À quels problèmes serons-nous confrontés si on ne prend pas de mesures contre le changement climatique ?

La situation est encore floue ici. Les premières conséquences des années écoulées commencent à se manifester. En 2016, nous avons connu un printemps très humide. Puis il fut très sec l’année suivante. Et nous avons tous en mémoire la longue sécheresse qui a sévi à partir de l’automne 2018. Enfin, l’été dernier a également été très sec et très chaud. Nous voyons à présent que de vieux arbres en sont les victimes, le hêtre (Fagus sylvatica) en tête. Et ce n’est pas tout, puisque nous remarquons aussi une chute des feuilles précoce (bouleau/hêtre/ tilleul), une reprise difficile de la croissance des arbres en motte (p. ex. Quercus robur) et une sensibilité accrue aux maladies des feuilles et insectes (comme la pyrale du buis/plusieurs générations). Nous devons également tenir compte du fait que des maladies des régions méridionales, comme la Xylella, peuvent s’établir plus facilement chez nous dans de telles conditions. Les précipitations abondantes dans un bref laps de temps entraineront la pourriture des racines et le lessivage de la terre fertile. En outre, notre flore et notre faune indigènes ne pourront plus suivre le rythme du changement climatique et s’éteindront.

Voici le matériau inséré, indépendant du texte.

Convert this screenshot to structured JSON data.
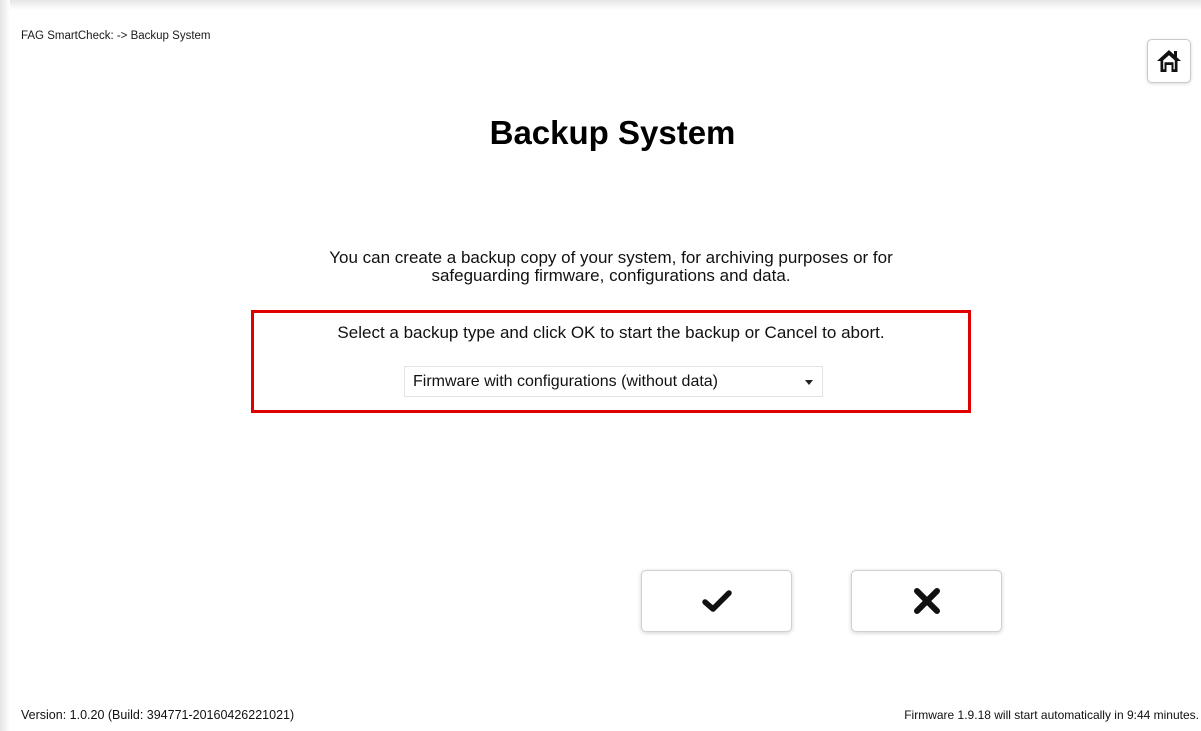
{
  "header": {
    "breadcrumb": "FAG SmartCheck: -> Backup System",
    "home_icon": "home-icon"
  },
  "main": {
    "title": "Backup System",
    "intro_line1": "You can create a backup copy of your system, for archiving purposes or for",
    "intro_line2": "safeguarding firmware, configurations and data.",
    "instruction": "Select a backup type and click OK to start the backup or Cancel to abort.",
    "backup_type": {
      "selected": "Firmware with configurations (without data)"
    },
    "highlight_color": "#e00000"
  },
  "actions": {
    "ok_icon": "checkmark-icon",
    "cancel_icon": "close-icon"
  },
  "footer": {
    "version": "Version: 1.0.20 (Build: 394771-20160426221021)",
    "firmware_notice": "Firmware 1.9.18 will start automatically in 9:44 minutes."
  }
}
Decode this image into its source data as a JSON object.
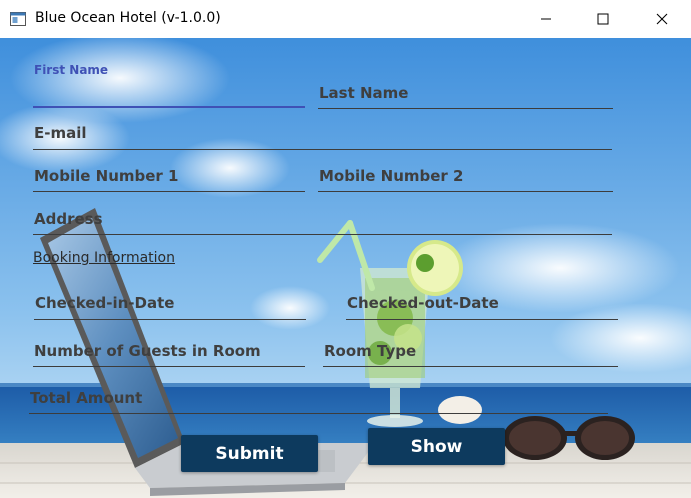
{
  "window": {
    "title": "Blue Ocean Hotel (v-1.0.0)"
  },
  "form": {
    "first_name_label": "First Name",
    "last_name_label": "Last Name",
    "email_label": "E-mail",
    "mobile1_label": "Mobile Number 1",
    "mobile2_label": "Mobile Number 2",
    "address_label": "Address",
    "booking_link": "Booking Information",
    "checkin_label": "Checked-in-Date",
    "checkout_label": "Checked-out-Date",
    "guests_label": "Number of Guests in Room",
    "room_type_label": "Room Type",
    "total_label": "Total Amount"
  },
  "buttons": {
    "submit": "Submit",
    "show": "Show"
  },
  "colors": {
    "accent": "#3f51b5",
    "button": "#0d3a5e",
    "sky": "#2f7fd0",
    "sea": "#1f5fa8"
  }
}
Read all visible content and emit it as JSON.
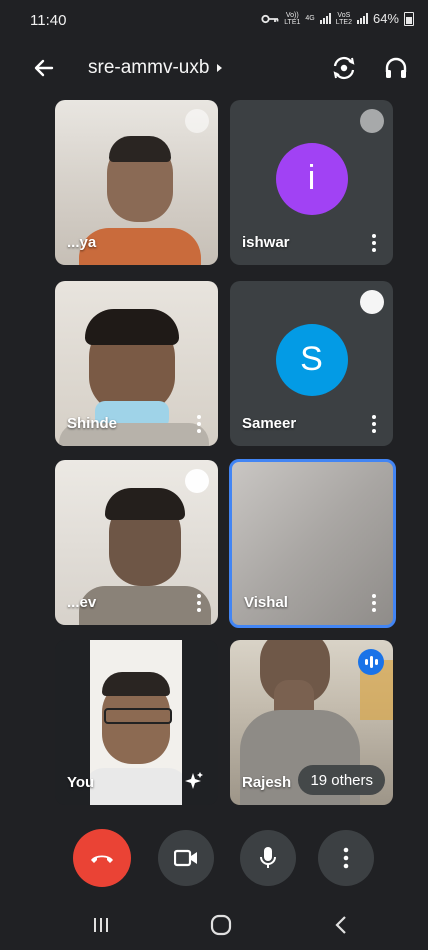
{
  "status_bar": {
    "time": "11:40",
    "sim1_label_top": "Vo))",
    "sim1_label_bottom": "LTE1",
    "sim1_network": "4G",
    "sim2_label_top": "VoS",
    "sim2_label_bottom": "LTE2",
    "battery": "64%"
  },
  "header": {
    "meeting_code": "sre-ammv-uxb"
  },
  "tiles": [
    {
      "name": "...ya",
      "type": "video",
      "muted": true
    },
    {
      "name": "ishwar",
      "type": "avatar",
      "initial": "i",
      "avatar_color": "#a142f4",
      "muted": true
    },
    {
      "name": "Shinde",
      "type": "video",
      "muted": false
    },
    {
      "name": "Sameer",
      "type": "avatar",
      "initial": "S",
      "avatar_color": "#039be5",
      "muted": true
    },
    {
      "name": "...ev",
      "type": "video",
      "muted": true
    },
    {
      "name": "Vishal",
      "type": "video",
      "muted": false,
      "active": true
    },
    {
      "name": "You",
      "type": "self-view"
    },
    {
      "name": "Rajesh",
      "type": "video",
      "speaking": true,
      "others_label": "19 others"
    }
  ],
  "controls": {
    "end_call_color": "#ea4335",
    "button_color": "#3c4043"
  },
  "accent_color": "#4285f4"
}
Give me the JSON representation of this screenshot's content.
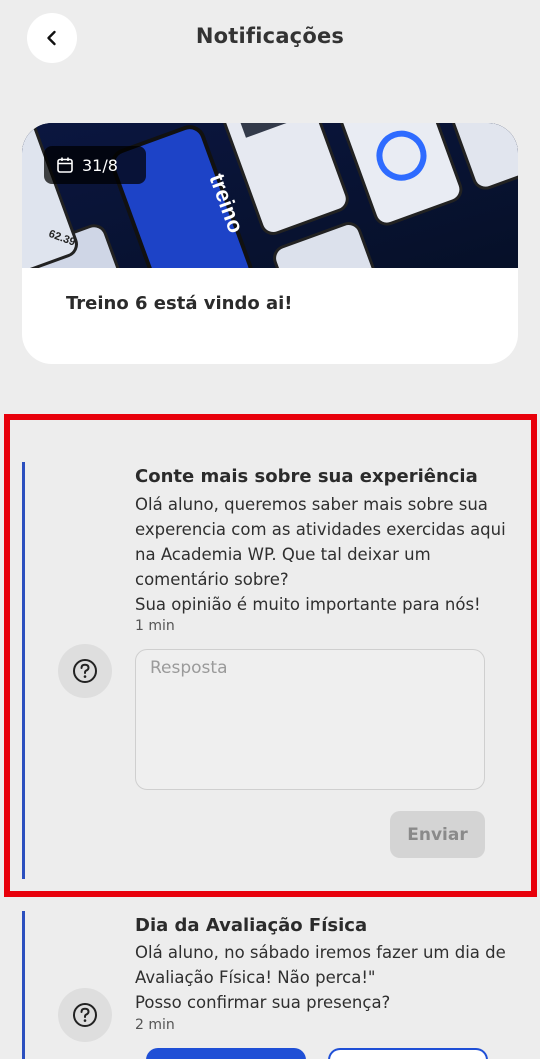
{
  "header": {
    "title": "Notificações",
    "back_icon": "chevron-left-icon"
  },
  "news": {
    "date": "31/8",
    "title": "Treino 6 está vindo ai!",
    "banner_brand": "treino",
    "banner_number": "62.39"
  },
  "notifications": [
    {
      "title": "Conte mais sobre sua experiência",
      "body": "Olá aluno, queremos saber mais sobre sua experencia com as atividades exercidas aqui na Academia WP. Que tal deixar um comentário sobre?\nSua opinião é muito importante para nós!",
      "time": "1 min",
      "answer_placeholder": "Resposta",
      "send_label": "Enviar"
    },
    {
      "title": "Dia da Avaliação Física",
      "body": "Olá aluno, no sábado iremos fazer um dia de Avaliação Física! Não perca!\"\nPosso confirmar sua presença?",
      "time": "2 min"
    }
  ],
  "colors": {
    "accent": "#1f4fd6",
    "highlight": "#e8000b",
    "background": "#ededed"
  }
}
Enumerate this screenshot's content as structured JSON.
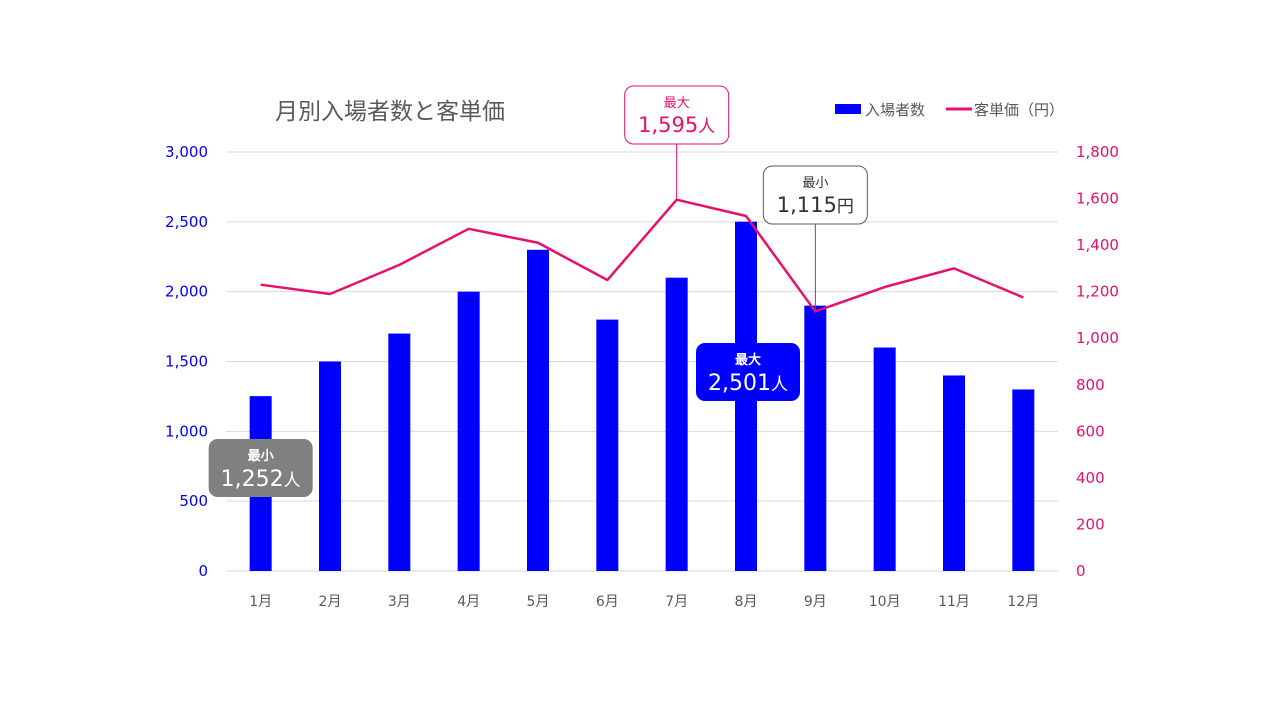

Comment les pépiniéristes peuvent-ils s’armer pour faire face au futur ?

Une étroite implication lors de la phase de conception et de l’établissement du plan de plantations permet de prévenir de façon ciblée pas mal de problèmes (en plantant par exemple le bon arbre ou la bonne plante au bon endroit). Établir une liste d’assortiment composée d’arbres adaptés est un premier pas dans la bonne direction. Mais ce n’est qu’un début, car les arbres figurant dans cette liste n’ont traversé qu’une brève période de changement climatique.

En rendant visite à des régions où le climat est similaire, les éleveurs peuvent également trouver des alternatives adaptées à notre région.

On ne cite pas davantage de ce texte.